Caroline Fox
Dr. Caroline Fox is currently Global Development Lead in the Internal Medicine Research Unit at Pfizer. There, she leads early development clinical trials in areas including weight loss, optimal aging, and other cardiometabolic diseases. Her background includes extensive experience in biopharmaceutical leadership roles, including positions as Senior Vice President at Vertex Pharmaceuticals and Quotient Therapeutics, and Vice President at Merck Research Labs, where she served as Head of the Genetics and Pharmacogenomics group. Caroline is also Associate Clinical Professor of Medicine at the Brigham and Women’s Hospital and Harvard Medical School.
Prior to joining the biopharmaceutical industry, she served as Deputy Branch Chief and Principal Investigator at the National Heart, Lung, and Blood (NHLBI) Institute Division of Intramural Research and the Center for Population Studies. Caroline is the author of more than 400 original peer reviewed papers. She was named Thomson Reuters “World’s Most Influential Scientific Minds” from 2014-2020, ranked among the top 20 female scientists worldwide, and is an inducted member into the American Society for Clinical Investigators, an honor society for physician scientists.

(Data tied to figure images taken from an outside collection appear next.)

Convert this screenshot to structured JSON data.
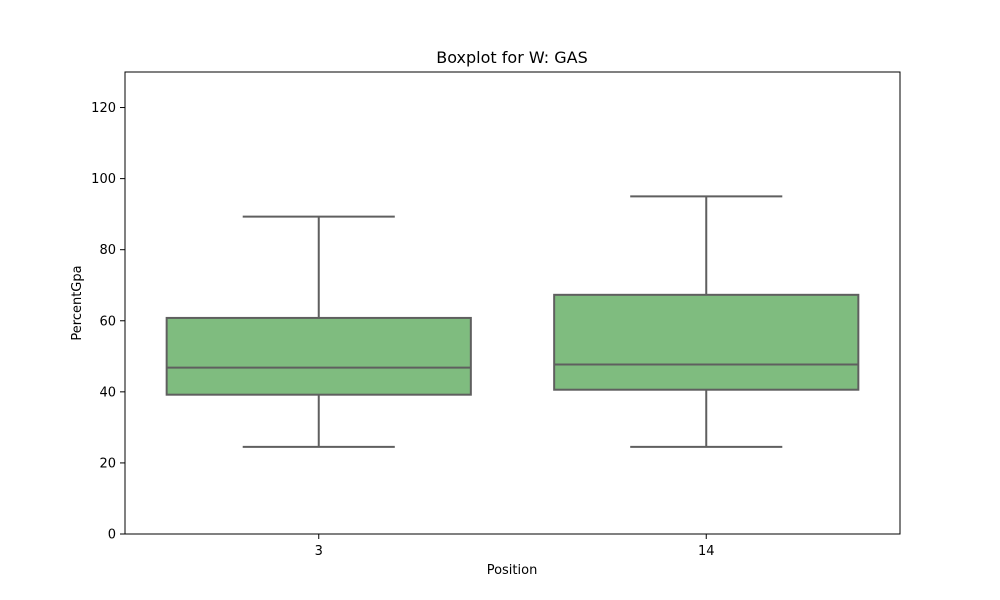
{
  "chart_data": {
    "type": "box",
    "title": "Boxplot for W: GAS",
    "xlabel": "Position",
    "ylabel": "PercentGpa",
    "ylim": [
      0,
      130
    ],
    "yticks": [
      0,
      20,
      40,
      60,
      80,
      100,
      120
    ],
    "categories": [
      "3",
      "14"
    ],
    "boxes": [
      {
        "category": "3",
        "whisker_low": 24.5,
        "q1": 39.2,
        "median": 46.8,
        "q3": 60.8,
        "whisker_high": 89.3
      },
      {
        "category": "14",
        "whisker_low": 24.5,
        "q1": 40.6,
        "median": 47.7,
        "q3": 67.3,
        "whisker_high": 95.0
      }
    ],
    "colors": {
      "box_fill": "#7fbc7f",
      "box_line": "#5f5f5f"
    },
    "grid": false
  }
}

Caroline completed her BA and MPH from the University of Michigan, her MD from the University of Pennsylvania, and Internal Medicine residency and Endocrinology fellowship at the Brigham and Women’s Hospital and Harvard Medical School. Caroline is board certified in Endocrinology, and has served as Attending Physician in diabetes and weight management at the BWH for more than 15 years.

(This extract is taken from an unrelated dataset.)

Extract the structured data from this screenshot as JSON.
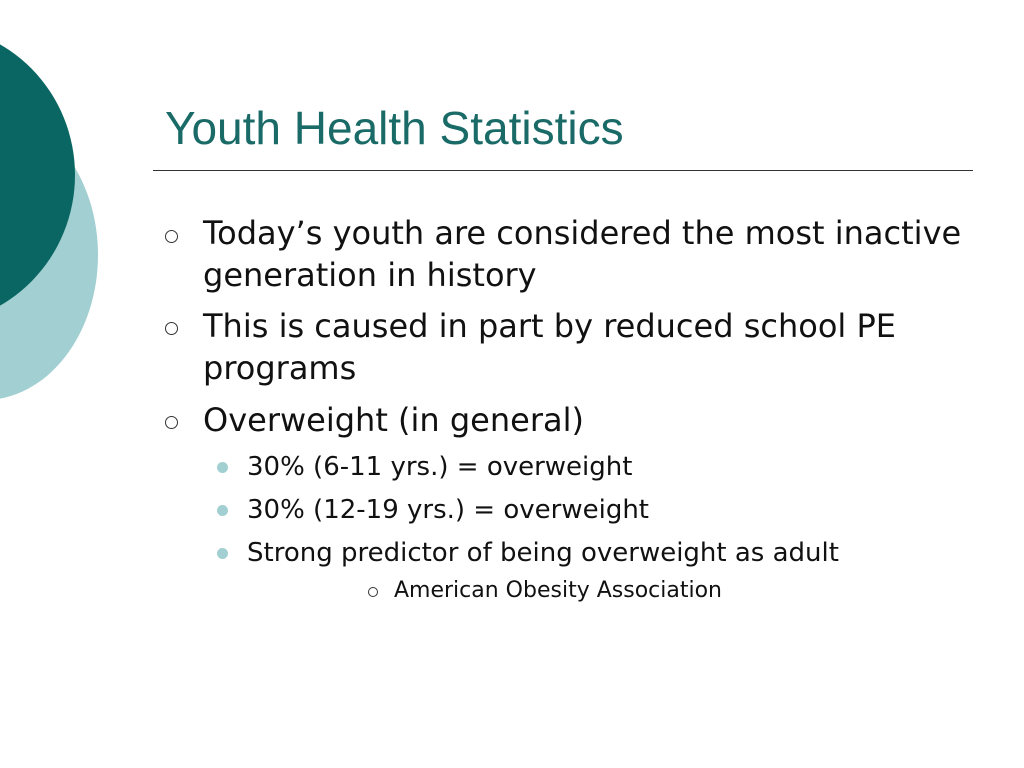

Caroline became a mental health advocate after her own acute mental health crisis in December of 2021. While her condition spiraled precipitously, she was not able to seek timely and quality psychiatric care. During the acute course of her illness, which lasted one year and resulted in the loss of her job, she was shocked to find a broken mental health system, even though she herself trained and worked in this system for more than 25 years. Now, she partners with organizations around the United States focusing on improving access to mental health services, helping to reduce the stigma of mental health disorders, and working to better understand the underlying biology of disease in order to develop better treatments.